Monday, July 13, 2009

of the making (and gathering) of books

it is a mild monday morning, before the sun climbs the hazed blue sky of summer, piebald with small high clouds, and i am sitting on my friends the matkins' porch in mcalester, oklahoma. there are fewer or at least quieter birds here than in eureka springs. the wind hums softly in the maple and the sycamore. once again i am enjoying elaborate hospitality completely un-deserved on my part. i find this amazing, and a bit scary. in the morning office i was reminded that the son of man has no place to lay his head.

the 8:00 o'clock priest yesterday at all saints compared himself to john the baptist, but, even after 47 years of service, he was in no danger of being jailed. have i looked back too often to be a follower of jesus? have the pillars of the church become pillars of salt?

my path is littered with false starts. the road behind me, traces of which are here in mcalester, is marked not so much by the way of my daily cross, as by book plates of the holy cross library. as i ponder these thoughts the wind words speak, cry out, loudly in maple and sycamore.

one of michael's books, one about bibliomania, is called a gentle madness. this madness is not one that obviously casts me to the ground, although there is some foaming at the mouth.

but i justify my madness to myself this morning by naming it the communion of the saints: my way of conversation with gregory of nyssa and ephrem of syria. as i think these thoughts the wind words return to a gentle hum. i pray they are not a ground bass to my own prelest.

Saturday, July 4, 2009

4 july: the holy royal martyrs of russia

and what has moscow to do with northumbria? or why might i commemorate the murders of the russian royal family on the day most of the united states is setting off explosives to commemorate the american colonial rebellion against england?

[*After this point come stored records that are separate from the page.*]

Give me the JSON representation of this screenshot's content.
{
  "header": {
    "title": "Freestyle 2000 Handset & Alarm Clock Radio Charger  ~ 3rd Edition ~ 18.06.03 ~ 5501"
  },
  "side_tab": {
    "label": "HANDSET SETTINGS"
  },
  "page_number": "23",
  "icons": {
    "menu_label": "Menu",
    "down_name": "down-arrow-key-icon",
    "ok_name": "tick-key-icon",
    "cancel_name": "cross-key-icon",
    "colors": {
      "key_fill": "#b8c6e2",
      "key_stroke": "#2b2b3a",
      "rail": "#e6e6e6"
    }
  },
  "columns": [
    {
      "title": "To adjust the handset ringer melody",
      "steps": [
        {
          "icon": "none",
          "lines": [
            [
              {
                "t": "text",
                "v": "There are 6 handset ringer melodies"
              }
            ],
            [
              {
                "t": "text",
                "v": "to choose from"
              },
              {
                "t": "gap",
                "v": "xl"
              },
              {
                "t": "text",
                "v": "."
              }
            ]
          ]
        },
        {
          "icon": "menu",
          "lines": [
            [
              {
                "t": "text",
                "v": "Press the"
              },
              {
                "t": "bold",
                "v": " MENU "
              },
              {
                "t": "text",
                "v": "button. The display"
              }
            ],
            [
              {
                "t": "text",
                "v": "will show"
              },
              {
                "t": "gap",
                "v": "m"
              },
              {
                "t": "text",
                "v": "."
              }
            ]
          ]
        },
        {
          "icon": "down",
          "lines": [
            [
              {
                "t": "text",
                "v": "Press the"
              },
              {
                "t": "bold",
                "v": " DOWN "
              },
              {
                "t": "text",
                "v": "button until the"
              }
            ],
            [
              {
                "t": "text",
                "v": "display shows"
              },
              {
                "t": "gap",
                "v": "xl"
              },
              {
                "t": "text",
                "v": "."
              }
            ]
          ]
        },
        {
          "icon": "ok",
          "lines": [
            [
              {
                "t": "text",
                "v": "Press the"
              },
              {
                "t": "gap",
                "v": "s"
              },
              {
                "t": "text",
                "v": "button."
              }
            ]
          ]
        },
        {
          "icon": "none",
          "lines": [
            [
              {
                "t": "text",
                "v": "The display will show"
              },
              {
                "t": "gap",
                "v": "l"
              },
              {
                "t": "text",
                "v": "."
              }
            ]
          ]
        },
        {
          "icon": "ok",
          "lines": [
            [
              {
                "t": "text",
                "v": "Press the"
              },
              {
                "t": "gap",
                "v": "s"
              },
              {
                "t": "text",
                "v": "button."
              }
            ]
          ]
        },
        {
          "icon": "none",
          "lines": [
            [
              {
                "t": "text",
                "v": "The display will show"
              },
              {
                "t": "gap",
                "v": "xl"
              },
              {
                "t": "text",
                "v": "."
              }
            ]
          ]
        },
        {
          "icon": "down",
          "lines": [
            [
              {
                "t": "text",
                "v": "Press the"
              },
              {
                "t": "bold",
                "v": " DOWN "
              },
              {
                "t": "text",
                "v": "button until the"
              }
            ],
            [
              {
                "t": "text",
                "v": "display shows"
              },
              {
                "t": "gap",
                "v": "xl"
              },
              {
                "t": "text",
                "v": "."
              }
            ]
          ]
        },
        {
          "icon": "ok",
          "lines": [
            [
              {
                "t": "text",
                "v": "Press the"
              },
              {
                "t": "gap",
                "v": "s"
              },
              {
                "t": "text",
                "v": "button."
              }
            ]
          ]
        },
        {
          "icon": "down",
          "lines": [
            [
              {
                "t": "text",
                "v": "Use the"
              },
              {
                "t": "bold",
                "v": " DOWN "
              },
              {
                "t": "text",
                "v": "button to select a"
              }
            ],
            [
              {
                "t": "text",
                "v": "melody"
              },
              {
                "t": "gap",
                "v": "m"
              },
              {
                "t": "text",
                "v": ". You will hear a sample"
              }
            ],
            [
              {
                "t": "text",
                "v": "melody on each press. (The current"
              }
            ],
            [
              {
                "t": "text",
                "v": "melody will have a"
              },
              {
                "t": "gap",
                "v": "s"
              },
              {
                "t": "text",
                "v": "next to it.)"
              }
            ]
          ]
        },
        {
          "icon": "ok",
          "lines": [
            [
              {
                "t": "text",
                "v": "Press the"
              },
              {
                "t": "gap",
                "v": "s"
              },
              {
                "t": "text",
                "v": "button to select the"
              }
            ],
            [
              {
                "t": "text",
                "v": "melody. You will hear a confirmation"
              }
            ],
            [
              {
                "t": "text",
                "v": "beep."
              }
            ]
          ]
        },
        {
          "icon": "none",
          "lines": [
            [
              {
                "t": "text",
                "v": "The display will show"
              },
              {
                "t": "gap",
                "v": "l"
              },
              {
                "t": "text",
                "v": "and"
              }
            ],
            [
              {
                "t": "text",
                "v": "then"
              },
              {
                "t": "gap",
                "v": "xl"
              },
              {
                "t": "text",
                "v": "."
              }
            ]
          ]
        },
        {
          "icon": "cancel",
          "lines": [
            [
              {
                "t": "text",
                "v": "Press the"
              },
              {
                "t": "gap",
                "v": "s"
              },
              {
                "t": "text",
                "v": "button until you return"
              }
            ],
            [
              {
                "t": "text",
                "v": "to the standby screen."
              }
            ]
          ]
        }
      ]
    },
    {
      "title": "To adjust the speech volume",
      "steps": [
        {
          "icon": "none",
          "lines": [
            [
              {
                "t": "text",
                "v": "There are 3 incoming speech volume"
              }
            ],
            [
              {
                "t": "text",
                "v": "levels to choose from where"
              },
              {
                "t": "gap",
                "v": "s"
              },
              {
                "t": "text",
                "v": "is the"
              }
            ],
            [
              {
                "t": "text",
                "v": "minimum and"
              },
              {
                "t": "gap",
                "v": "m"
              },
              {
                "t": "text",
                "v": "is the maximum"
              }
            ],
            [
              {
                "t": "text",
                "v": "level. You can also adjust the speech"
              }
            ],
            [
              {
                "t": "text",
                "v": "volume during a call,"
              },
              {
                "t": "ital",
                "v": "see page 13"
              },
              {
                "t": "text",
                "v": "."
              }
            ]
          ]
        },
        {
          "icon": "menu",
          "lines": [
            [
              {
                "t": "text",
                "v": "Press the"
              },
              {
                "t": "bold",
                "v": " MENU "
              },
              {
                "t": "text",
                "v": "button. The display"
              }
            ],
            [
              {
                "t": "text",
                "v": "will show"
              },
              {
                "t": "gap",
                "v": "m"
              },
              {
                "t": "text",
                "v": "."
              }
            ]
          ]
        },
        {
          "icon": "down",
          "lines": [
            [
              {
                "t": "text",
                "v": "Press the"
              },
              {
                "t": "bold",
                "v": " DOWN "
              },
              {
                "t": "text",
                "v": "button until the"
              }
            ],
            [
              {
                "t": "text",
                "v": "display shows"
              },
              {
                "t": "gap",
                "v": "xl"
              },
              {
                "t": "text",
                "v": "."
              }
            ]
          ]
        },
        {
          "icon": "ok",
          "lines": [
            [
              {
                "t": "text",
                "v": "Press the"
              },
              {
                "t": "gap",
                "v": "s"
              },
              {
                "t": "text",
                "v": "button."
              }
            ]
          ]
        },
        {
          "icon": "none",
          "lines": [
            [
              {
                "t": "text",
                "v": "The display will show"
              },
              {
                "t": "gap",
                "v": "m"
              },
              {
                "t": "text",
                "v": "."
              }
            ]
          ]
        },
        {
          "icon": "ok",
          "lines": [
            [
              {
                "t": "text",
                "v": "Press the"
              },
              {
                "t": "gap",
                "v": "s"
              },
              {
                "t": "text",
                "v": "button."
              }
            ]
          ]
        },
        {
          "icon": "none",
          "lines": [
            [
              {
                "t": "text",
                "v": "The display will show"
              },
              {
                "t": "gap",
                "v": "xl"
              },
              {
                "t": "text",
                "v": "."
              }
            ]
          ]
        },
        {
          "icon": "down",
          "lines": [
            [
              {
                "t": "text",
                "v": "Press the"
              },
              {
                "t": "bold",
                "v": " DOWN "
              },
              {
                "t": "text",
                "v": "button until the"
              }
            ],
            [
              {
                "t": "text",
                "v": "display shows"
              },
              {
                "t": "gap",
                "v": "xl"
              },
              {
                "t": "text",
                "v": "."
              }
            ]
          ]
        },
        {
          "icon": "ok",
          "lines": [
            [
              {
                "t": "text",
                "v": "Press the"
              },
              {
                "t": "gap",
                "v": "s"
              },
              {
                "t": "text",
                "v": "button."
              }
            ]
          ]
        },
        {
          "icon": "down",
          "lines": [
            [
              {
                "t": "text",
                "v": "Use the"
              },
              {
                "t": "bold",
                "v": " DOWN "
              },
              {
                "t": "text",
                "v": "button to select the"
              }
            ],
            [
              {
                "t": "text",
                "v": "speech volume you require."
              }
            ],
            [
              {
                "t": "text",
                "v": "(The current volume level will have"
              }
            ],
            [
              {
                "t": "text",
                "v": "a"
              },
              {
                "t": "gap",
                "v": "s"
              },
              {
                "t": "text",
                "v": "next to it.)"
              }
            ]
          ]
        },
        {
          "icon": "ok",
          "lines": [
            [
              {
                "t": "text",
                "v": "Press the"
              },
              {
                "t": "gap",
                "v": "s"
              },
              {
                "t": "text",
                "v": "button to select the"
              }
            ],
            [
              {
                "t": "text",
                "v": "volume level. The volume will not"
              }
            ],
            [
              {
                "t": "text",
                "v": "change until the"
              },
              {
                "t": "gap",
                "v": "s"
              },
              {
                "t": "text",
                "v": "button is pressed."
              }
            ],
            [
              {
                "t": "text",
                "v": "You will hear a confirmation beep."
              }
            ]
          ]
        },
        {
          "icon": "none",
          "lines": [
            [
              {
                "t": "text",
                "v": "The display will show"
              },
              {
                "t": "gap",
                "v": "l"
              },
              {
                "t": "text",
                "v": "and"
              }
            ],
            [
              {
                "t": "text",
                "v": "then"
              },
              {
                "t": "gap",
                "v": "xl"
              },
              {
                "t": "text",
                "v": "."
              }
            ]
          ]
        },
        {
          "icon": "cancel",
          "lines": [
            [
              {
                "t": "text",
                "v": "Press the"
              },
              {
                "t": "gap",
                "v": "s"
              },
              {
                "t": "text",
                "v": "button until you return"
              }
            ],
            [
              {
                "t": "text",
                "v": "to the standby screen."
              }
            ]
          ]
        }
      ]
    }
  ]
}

some who know me might dismiss me as a recusant tory. they might be right in so classifying me, but i think not in dismissing me. we tend to think of revolutions as an acceptable way of achieving short-term political purposes; we tend not to remember the horrors that most often follow them. the french terror might have been a clue. no one can truly number the millions who were slaughtered following the communist revolution in russia, most of whom were christians, killed for being christians. (to be fair to the leninists and stalinists and their followers, they did not limit themselves to christians, but they did particularly single out christians, both orthodox and protestant.)

they started with the czar and his family, not only murdering them but dismembering the bodies and scattering the remains.

there were of course many jews at the time of jesus' life on earth who wanted a revolution. but our lord insisted his kingdom was not of this earth. and i think it can be demonstrated that the celtic church also recognized the futility of violence as an evangelical tool.

but beyond the question of the politics of "the celtic church," there is also the gift that all christians have of being first citizens of the kingdom of god, in which all our brothers and sisters in christ, whether they be russian or welsh or american, are "very members incorporate in the mystical body of [god the] son, which is the blessed company of all faithful people; and are also heirs through hope of [the] everlasting kingdom," and that this hope is not the result of any political actions which we may make, but it is "by the merits of [our lord's] most precious death and passion."